English    Türkçe    فارسی   

3
1064-1073

  • Sen ona zahmet, eziyet vermeden uslu, rahat ve vefakâr bir halde tutmayı mı umuyorsun?
  • تو طمع داری که او را بی جفا ** بسته داری در وقار و در وفا
  • Bu, her aşağılık kişiye nasip mi olur? Ejderhayı öldürmeye bir Musa gerek. 1065
  • هر خسی را این تمنی کی رسد ** موسیی باید که اژدرها کشد
  • Yüz binlerce halk onun tedbiriyle mağlûp oldu, ejderhasından yılıp kaçtı, ölüp gitti!
  • صدهزاران خلق ز اژدرهای او ** در هزیمت کشته شد از رای او
  • Firavunun Musa aleyhisselâm’ı tehdit etmesi
  • تهدید کردن فرعون موسی را علیه السلام
  • Firavun, Musa’ya “Ey Kelîm, sen neden halkı öldürdün, neden halka korku saldın?
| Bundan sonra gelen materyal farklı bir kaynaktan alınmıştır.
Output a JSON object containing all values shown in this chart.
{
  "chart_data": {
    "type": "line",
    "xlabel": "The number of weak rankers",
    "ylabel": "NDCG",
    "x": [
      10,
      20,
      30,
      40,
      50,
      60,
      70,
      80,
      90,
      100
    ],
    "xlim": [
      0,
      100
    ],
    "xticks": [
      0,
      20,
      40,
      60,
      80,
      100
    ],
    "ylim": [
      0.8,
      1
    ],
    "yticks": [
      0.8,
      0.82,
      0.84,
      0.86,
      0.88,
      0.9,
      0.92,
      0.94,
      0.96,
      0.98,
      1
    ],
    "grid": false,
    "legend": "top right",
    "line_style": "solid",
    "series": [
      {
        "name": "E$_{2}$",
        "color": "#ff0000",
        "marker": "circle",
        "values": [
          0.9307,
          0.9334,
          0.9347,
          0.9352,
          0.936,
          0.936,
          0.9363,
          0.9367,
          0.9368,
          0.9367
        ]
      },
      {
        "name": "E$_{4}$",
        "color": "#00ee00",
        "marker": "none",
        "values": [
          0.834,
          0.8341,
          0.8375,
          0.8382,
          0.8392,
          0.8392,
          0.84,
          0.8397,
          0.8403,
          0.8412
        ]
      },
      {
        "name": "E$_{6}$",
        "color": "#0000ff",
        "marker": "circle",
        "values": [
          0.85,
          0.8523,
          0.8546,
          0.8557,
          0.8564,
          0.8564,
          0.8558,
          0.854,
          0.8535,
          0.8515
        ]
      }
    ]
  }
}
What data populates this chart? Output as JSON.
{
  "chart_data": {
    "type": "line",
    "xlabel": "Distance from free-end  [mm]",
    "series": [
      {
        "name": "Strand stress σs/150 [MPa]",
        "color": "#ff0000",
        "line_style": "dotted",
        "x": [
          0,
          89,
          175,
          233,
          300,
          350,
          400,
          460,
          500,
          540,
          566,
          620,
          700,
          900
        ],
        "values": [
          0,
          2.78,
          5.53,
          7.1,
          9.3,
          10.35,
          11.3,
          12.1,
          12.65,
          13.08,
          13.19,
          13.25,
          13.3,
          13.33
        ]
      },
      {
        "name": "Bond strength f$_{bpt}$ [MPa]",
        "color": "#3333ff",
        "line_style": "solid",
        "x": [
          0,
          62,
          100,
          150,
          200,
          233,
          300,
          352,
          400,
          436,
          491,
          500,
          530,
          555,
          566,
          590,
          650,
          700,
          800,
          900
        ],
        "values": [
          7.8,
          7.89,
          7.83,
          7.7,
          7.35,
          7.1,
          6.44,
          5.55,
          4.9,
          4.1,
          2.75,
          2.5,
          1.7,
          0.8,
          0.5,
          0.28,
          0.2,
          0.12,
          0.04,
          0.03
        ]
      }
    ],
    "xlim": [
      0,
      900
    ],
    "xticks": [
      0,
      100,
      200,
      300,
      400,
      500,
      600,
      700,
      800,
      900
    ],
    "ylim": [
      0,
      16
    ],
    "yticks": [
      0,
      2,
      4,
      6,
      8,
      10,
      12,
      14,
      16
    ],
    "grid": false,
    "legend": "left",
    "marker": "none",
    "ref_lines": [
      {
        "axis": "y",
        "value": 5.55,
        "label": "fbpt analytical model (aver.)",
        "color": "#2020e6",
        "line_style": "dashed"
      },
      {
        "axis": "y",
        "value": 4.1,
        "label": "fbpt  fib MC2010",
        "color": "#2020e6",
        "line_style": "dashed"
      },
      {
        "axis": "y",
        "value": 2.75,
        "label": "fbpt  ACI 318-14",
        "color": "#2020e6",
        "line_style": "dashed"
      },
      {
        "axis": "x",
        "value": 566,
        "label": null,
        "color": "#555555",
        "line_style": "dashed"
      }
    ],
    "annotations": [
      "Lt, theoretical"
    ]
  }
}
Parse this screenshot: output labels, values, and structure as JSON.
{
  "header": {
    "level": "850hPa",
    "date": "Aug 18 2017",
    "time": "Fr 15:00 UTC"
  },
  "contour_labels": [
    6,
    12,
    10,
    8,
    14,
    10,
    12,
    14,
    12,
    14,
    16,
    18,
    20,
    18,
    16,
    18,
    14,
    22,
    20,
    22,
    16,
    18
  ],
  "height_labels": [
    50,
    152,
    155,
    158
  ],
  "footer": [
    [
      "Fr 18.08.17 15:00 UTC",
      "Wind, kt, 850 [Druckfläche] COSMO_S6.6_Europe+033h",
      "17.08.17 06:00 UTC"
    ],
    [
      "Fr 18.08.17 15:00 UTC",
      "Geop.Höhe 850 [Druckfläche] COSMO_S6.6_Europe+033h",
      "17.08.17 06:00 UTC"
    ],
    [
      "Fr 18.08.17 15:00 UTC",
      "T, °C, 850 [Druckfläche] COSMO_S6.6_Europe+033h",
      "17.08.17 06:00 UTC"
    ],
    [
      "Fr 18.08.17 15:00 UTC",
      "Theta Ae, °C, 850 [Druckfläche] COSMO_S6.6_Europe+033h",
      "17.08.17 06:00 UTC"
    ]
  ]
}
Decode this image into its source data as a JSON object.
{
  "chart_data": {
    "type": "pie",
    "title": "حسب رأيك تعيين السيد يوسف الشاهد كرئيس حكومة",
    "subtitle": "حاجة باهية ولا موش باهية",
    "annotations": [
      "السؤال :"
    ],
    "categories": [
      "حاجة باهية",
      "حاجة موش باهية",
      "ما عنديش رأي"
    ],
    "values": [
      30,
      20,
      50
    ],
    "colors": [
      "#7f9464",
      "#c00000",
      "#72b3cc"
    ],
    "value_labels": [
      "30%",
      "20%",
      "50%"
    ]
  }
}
  • گفت فرعونش چرا تو ای کلیم ** خلق را کشتی و افکندی تو بیم
  • Halk, senden yılgınlığa düştü, kaçışırken ayaklar altında çiğnenip öldü.
  • در هزیمت از تو افتادند خلق ** در هزیمت کشته شد مردم ز زلق
  • Hulâsa, halk sana düşman kesildi. Sana karşı erkeğin gönlünde de kin var, kadının gönlünde de.
  • لاجرم مردم ترا دشمن گرفت ** کین تو در سینه مرد و زن گرفت
  • Halkı kendine davet ediyorsun ama iş aksi çıktı. Sana aykırı hareket etmekten başka çareleri kalmadı. 1070
  • خلق را می‌خواندی بر عکس شد ** از خلافت مردمان را نیست بد
  • Ben de senin şerrinden kaçıyor, sana aşikâre karşı durmuyorum ama aleyhine çömlek kaynatıp duruyorum.
  • من هم از شرت اگر پس می‌خزم ** در مکافات تو دیگی می‌پزم
  • Beni aldatmayı gönlünden çıkar, arkandan, gölgenden başka kimsenin geleceğini umma.
  • دل ازین بر کن که بفریبی مرا ** یا بجز فی پس‌روی گردد ترا
  • Bir iş becerdim, halkın gönlüne bir korkudur saldım diye mağrur olma.